Late in October, the state announced a partnership with Google Cloud to speed up the processing of unemployment claims. According to an announcement from the state’s Department of Workforce Development, the state will take advantage of predictive analytics tools using on historical data to “shorten adjudication decision-making, which will allow DWD to release payments to eligible claimants faster.”
The solution also uses descriptive data analytics via segmentation, categorization and clustering based on claim attributes, according to the DWD.
An Oct. 21 report from the Milwaukee Journal Sentinel noted that more than 78,000 Wisconsin residents were still waiting for their unemployment claims to be processed. As of Oct. 16, DWD said it had processed 7.4 million weekly unemployment insurance claims since March 15 and had paid more than 536,000 claimants over $3.9 billion in unemployment insurance benefits.
“While the Department has completed an unprecedented number of claims over the past six months, we recognize that the 8 percent of claims still in process represents individuals who are depending on us,” DWD Transition Director Amy Pechacek stated. “This new partnership helps us ensure a more efficient resolution of their claims so that they may care for themselves and their families.”

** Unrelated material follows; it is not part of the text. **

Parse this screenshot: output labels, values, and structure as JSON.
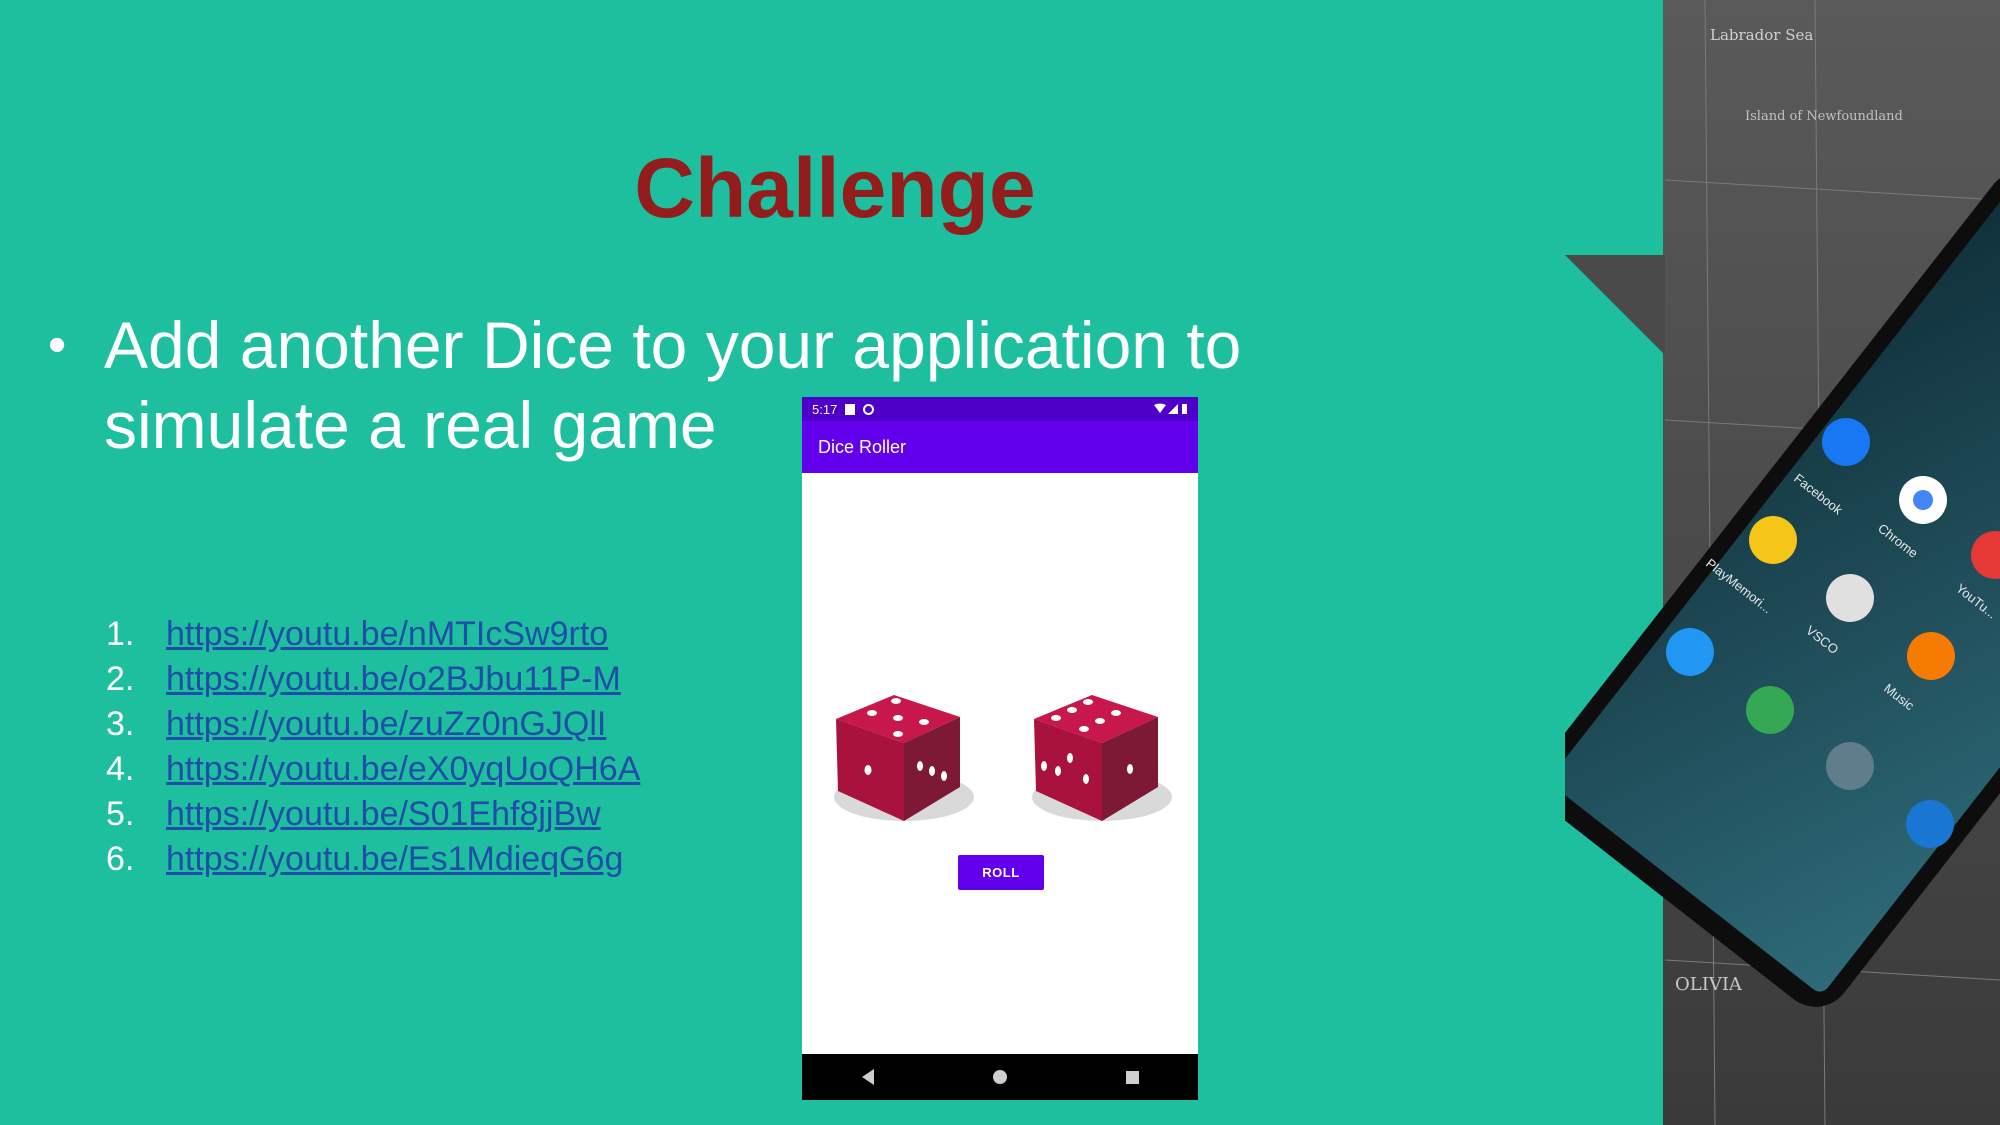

Wisconsin Teams with Google to Detect Fraud in Claims
Under the arrangement with Wisconsin, Google will also deliver “a rules-based analytics engine that will assist DWD in identifying unemployment claims that have the risk of improper payment,” the release states.
The goal of the tool is to identify potentially fraudulent claims based on key indicators, allowing DWD to better sort through eligible unemployment claims.

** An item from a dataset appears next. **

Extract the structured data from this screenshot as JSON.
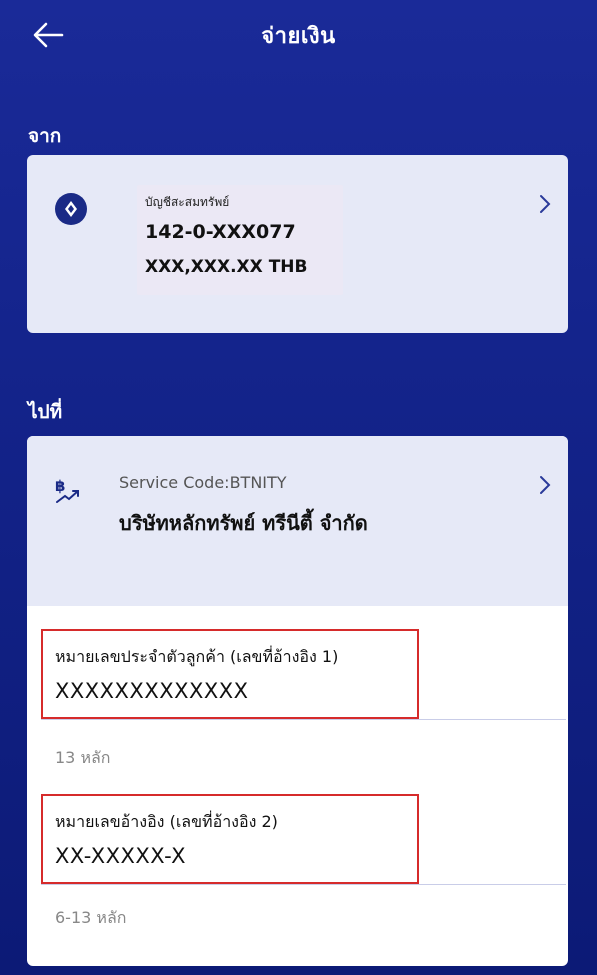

Starting in mid-November, Google Cloud’s automated technology will help the DWD contact claimants and employers electronically, cutting down the need for scheduled phone calls. Claimants will also be able to submit documents online instead of by fax. DWD says the new process “will streamline data extraction and integration from submitted documentation to provide further efficiencies in the claim processing workflow.”
Google worked with several states earlier this year to smooth out the processing of unemployment claims. This past spring, the state of New York teamed with Google to create an application portal to help the state manage unemployment claims.
The New York system went live on April 10; in an April 20 press release, the New York State Department of Labor noted that its application call backlog prior to April 8 had been reduced from 275,000 down to 4,305.